Sandık yaklaştıkça, ittifaklar konusu hız kazandı. Baştan beri öne çıkan Ak Parti-MHP ortaklığında son rötuşlara gelindi. Belli ki, Devlet Bahçeli'nin izafiyet teorisini hatırlatan formülü resmiyet kazanmakta. Hani Nasreddin Hoca'nın leyleği kuşa çevirmesini andırıyor olsa bile.
MHP Genel Başkanı'nın bazı kuruluşlardaki Türkiye ibarelerini kaldırma arzusuna ise ağzımız açık kaldı. Erdoğan'ın da canına minnet. Türk Tabipleri Birliği'nin yanına Türkiye Barolar Birliği eklendi. Böylece Metin Feyzioğlu'ndan yıllar önceki adli yıl açılışının intikamını alacak. Okullardan Andımız'ı kaldıran kimdi? Hatta, Türkçülere ağır ithamlarda bulunan ne çabuk unutuldu. O ağır sözleri sindiremeyenlerden biriyim.

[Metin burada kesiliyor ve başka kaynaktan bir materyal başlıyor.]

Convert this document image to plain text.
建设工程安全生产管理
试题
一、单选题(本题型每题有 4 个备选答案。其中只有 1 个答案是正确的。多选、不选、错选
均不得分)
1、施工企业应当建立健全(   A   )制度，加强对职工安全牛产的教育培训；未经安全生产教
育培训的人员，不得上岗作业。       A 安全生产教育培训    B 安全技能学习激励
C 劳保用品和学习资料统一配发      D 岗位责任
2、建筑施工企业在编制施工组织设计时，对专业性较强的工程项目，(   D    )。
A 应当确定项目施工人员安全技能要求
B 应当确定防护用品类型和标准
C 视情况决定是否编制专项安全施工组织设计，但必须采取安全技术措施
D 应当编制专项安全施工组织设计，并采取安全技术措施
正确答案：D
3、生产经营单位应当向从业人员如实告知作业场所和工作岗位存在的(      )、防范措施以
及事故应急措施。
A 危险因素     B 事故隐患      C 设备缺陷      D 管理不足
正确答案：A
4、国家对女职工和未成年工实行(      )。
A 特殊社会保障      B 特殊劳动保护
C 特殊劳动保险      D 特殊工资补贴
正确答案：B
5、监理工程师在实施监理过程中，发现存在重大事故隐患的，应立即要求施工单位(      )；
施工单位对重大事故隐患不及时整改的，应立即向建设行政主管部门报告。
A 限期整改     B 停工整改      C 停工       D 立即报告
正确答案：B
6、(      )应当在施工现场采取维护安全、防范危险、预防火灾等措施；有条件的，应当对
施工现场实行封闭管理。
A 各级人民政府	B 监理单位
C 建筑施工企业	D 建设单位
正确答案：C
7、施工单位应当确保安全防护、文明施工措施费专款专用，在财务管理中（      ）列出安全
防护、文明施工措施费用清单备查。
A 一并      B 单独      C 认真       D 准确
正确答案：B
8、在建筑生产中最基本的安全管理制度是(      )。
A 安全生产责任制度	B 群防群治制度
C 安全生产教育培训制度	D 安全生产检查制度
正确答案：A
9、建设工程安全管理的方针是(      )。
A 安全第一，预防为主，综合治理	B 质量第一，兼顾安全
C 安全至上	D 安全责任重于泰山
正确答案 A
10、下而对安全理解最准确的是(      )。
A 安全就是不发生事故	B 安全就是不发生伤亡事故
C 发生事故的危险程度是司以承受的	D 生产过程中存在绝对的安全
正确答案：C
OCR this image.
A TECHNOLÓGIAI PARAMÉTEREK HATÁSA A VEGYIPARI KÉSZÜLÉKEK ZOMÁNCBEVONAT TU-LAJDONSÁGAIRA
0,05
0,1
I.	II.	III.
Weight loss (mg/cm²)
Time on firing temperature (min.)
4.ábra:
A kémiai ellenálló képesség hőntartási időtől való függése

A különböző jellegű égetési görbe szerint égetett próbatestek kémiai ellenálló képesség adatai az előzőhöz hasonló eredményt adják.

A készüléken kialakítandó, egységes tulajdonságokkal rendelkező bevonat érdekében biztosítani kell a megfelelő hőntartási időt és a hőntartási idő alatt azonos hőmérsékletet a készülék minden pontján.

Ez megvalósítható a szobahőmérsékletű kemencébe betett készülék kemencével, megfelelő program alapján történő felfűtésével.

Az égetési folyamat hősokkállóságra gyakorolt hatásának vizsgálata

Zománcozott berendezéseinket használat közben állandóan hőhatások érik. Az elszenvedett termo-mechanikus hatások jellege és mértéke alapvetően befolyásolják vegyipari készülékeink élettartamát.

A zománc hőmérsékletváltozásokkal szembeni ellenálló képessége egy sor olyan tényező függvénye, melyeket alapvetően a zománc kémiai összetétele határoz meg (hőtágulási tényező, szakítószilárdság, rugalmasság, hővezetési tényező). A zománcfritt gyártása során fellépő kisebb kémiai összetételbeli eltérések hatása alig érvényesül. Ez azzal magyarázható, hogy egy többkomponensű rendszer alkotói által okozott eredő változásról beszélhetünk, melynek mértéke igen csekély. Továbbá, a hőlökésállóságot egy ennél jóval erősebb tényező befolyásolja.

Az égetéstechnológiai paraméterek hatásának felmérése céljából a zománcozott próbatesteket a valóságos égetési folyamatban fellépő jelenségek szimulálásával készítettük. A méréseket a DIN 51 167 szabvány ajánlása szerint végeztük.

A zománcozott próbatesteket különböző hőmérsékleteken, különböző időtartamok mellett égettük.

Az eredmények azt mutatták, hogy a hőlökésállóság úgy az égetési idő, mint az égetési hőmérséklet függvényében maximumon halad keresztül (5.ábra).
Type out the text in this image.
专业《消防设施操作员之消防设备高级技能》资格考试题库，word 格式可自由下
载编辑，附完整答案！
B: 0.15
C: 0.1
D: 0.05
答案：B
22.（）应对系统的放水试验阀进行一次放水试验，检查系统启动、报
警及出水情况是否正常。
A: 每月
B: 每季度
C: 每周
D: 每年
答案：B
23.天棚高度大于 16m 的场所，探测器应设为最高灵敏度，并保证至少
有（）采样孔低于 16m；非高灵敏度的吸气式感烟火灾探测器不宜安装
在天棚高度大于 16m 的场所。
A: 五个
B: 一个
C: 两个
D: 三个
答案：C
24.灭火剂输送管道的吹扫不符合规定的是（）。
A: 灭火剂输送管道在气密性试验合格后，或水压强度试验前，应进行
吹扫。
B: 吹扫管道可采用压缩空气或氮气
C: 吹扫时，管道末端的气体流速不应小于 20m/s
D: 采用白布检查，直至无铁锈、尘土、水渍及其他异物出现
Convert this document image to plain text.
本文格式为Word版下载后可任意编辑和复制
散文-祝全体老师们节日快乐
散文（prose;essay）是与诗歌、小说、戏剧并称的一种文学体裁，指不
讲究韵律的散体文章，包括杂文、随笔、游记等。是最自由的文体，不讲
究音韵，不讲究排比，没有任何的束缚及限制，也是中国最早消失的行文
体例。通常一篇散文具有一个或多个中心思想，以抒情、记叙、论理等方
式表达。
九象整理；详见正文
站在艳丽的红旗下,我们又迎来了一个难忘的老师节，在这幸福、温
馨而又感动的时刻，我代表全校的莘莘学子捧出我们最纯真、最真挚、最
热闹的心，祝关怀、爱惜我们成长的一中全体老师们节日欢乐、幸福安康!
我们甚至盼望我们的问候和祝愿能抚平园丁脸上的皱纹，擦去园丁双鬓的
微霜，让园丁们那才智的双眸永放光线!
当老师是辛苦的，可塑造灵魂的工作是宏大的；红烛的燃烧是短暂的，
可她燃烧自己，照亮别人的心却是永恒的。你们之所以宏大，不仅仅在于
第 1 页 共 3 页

Bankalar ve hükümet konaklarındaki T.C.'leri, söküp atan rahmetli babam mıydı? Erdoğan'ın benzetmesiyle "yavru muhalefet"in geldiği noktaya bakın. Doğrusu üzülmemek elde değil. Yavrunun Başı bugünlerde Afrin Fatihliğine soyunmakta. Hatta "Ben de savaşa giderim" diyor. Her halde bu sözler de "Millî Mutabakat"a dahil.